Apple have today launched a ‘sneak peek’ of OS X 10.8, named Mountain Lion, which promises to deliver new iOS functionality to the company’s traditional desktop and laptop systems.
Interestingly, Apple didn’t host a big event to announce this upgrade. It simply gave a few developers advance access to the developer preview, and added only a small link to a microsite in the corner of the company’s homepage. The announcement comes only seven months after the release of OS X Lion, which has been given mixed reviews, with some commentators comparing it with Microsoft’s Windows Vista. Perhaps Apple are keen to quietly move on from Lion, without making it appear as though it is a hasty move.
Traditionally, applications which were originally developed for desktop and laptop systems, for example, calculators, calendars, and more recently, email and web browsers, have been simplified and ported onto mobile handsets. In the last couple of years, however, there have been some developments such as excellent notification systems, new chat clients, and some smaller apps such as reminder and notemaking tools which have first been developed on mobile devices and haven’t yet made the leap back to traditional systems. Rebalancing this divide is the purpose of Mountain Lion.
One of the most obvious developments in the mobile world has been the concept of push notifications. In iOS 5, Apple introduced a comprehensive Notification Center, and in Mountain Lion there will be a very similar tool, which even has the same grey satin background as the mobile version.
A new messaging application, Messages, is designed to replace iChat while adding iMessage support. It’s now available to download for Mac OS X Lion as a beta version. Although being able to message mobile devices from the desktop is useful, as yet Messages doesn’t allow you to add your mobile number to outgoing messages, which means messages will appear in more than one conversation. I’d like to see a single, unified message stream across all devices, despite which email address or phone number or device I may be using to communicate. We should be abstracted from needing to remember message destinations, just as we no longer need to know whether our message is being carried via Wifi or the cellular data network. There should simply be one conversation for every name.
Gatekeeper is a new security solution in Mountain Lion. Users now have three options: they can download and run applications from anywhere, run apps from the Mac App Store and apps with a Developer ID, or run apps from the Mac App Store only. It’s an interesting introduction, only feasible as a result of Apple’s tight control of its ecosystem, and one which only time and user testing in the real world can reveal its worth.
While not typically a strong point for Macintosh computers, gaming has proved very popular on mobile Apple devices, and so it seems logical that Game Center has been ported to Mac OS X in order to build on the success in the portable space. It’s not clear whether some games will be designed in a way they can be played on both Macs and iPhones, for example, or perhaps if some games will be Mac only, but it’s an interesting development.

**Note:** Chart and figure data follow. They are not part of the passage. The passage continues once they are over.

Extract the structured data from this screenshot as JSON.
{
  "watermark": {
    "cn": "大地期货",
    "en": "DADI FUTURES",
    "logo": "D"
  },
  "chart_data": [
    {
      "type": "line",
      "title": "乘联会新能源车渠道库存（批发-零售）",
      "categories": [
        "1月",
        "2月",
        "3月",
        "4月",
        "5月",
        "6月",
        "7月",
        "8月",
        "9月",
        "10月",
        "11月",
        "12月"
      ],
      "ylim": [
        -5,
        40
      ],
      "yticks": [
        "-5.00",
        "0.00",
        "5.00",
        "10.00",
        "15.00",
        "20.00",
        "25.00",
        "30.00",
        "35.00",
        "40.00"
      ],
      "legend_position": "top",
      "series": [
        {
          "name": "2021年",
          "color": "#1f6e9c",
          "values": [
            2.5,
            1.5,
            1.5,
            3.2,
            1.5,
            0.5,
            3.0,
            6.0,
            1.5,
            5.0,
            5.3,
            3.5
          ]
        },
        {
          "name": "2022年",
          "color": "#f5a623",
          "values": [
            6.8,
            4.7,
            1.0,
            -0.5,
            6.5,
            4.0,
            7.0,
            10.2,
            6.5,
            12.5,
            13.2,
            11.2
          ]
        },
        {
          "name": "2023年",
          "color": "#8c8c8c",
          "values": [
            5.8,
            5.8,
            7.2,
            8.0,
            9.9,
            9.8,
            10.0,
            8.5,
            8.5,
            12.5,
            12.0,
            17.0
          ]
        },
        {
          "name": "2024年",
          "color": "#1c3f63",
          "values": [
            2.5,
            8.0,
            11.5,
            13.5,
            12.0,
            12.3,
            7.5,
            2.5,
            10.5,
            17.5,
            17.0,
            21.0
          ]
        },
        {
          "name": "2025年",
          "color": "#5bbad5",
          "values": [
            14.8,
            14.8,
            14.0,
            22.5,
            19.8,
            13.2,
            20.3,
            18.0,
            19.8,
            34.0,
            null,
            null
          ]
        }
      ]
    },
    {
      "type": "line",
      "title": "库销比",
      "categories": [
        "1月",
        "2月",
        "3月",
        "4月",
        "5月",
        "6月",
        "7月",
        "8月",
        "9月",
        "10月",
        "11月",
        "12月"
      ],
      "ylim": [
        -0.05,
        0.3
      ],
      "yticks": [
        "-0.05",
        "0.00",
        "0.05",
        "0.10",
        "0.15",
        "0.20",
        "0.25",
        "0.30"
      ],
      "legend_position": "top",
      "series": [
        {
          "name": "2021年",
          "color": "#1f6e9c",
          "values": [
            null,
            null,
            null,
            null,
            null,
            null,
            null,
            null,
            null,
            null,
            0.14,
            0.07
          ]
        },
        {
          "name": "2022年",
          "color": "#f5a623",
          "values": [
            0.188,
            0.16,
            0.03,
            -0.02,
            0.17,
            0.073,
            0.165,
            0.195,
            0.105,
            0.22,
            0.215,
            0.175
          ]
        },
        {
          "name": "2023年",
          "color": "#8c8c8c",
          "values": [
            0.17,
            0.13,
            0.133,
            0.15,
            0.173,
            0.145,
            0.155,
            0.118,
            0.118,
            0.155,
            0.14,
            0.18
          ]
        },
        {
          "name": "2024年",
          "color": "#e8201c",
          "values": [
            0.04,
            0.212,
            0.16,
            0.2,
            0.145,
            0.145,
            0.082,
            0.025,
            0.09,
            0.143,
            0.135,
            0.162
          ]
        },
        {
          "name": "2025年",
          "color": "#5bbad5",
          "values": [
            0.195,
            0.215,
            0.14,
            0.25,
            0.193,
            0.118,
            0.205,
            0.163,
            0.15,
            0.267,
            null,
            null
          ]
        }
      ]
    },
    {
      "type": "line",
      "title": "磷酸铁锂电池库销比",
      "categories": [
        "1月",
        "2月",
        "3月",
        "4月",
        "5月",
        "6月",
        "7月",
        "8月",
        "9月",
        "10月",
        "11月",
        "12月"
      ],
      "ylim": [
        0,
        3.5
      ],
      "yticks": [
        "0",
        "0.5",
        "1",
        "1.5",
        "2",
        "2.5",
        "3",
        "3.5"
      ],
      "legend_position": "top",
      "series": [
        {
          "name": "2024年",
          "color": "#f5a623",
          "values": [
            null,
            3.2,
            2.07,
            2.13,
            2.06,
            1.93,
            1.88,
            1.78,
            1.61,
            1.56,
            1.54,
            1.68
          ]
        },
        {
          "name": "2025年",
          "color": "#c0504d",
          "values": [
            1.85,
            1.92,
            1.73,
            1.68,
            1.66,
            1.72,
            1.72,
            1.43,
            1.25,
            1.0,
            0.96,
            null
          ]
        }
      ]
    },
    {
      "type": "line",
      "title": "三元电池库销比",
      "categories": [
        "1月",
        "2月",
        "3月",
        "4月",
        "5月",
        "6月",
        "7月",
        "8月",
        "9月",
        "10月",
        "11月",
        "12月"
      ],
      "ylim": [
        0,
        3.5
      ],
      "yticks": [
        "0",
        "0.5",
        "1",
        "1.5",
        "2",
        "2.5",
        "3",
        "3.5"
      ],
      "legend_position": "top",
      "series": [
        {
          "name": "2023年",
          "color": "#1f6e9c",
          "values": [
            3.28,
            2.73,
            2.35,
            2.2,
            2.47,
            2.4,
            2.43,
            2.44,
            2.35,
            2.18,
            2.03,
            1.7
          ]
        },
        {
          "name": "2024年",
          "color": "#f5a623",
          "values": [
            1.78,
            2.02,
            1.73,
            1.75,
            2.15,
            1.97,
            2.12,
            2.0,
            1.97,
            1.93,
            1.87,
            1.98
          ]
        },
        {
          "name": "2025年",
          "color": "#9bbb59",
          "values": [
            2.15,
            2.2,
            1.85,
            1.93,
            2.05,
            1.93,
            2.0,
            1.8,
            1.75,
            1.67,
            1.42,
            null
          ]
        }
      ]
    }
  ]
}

Reminders and Notes have made the leap over to Mountain Lion, as well as the ability to tweet from many applications. Another iOS feature, AirPlay Mirroring, will allow Mac desktops to be shown on TVs and projectors connected to an Apple TV. Finally, iCloud is now deeply integrated into Mac OS X, which seems a logical step, allowing users to keep everything in sync on every Apple device they own.
The addition of tangible new features, together with the mixed feelings many users have for Mac OS X Lion, indicate that Mountain Lion is likely to be a commercial success.